While these social networks for knitters have many positive sides, we must be wary of how they feed our unhealthy habits of jealousy and feelings of low self-esteem. I am thinking about our constant inclination to think someone else’s life is easier. Whether it’s their career, kids, family, love life, or knitting, we jump to the assumption that other people have it better. We know we are getting a mediated view, a fraction of the full picture, yet we would readily crown someone Penelope Queen of Intarsia, Well-Behaved Children in Handmade Attire and Regular Good Shags, while considering ourselves crap, lowly fudgers. There are people who really draw the shortest straw in life, but for most of us there are ups and downs. Ask yourself who you know who has a straightforward, easy life and whose knits are always stellar? Who woke up instantly accomplished at everything they do? Anyone? No? Now ask yourself why this would suddenly apply to someone on the other end of a gadget. If it bums you out to see a stranger presenting a beautifully edited version of their life, unfollow them. If they are a friend, you probably know the bouts of chaos that occur behind the scenes. Why would strangers be exempt from that?
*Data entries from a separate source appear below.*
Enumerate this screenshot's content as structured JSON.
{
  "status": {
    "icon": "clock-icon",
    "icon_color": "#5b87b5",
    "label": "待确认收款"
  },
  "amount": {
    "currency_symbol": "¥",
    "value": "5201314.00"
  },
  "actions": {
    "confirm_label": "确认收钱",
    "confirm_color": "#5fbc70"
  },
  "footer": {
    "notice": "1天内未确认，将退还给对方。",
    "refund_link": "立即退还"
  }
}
As knitters we are inclined to feel the winter blues as much as anyone, but, luckily, we do have at least one extra incentive to love the season. Dark, chilly days and long evenings call for copious layers of wool and motivate a multitude of creative projects. When I lived in California, where seasonal transitions are near non-existent, I missed that sense of celebration that the changing world around us inspires. Discernable winters make fleeting summers a constant party with light till late and happy people out to enjoy. We make an extra effort to savour summer; it’s an acceptable thing to do. Liking winter makes one a little odd, but so does knitting. Let’s revel in that, vanquish the green-eyed monsters and let knitting the colour blue sooth away our troubles. We have the wool to make it happen. Knitting truly provides a reason for the season and helps beat the winter blues.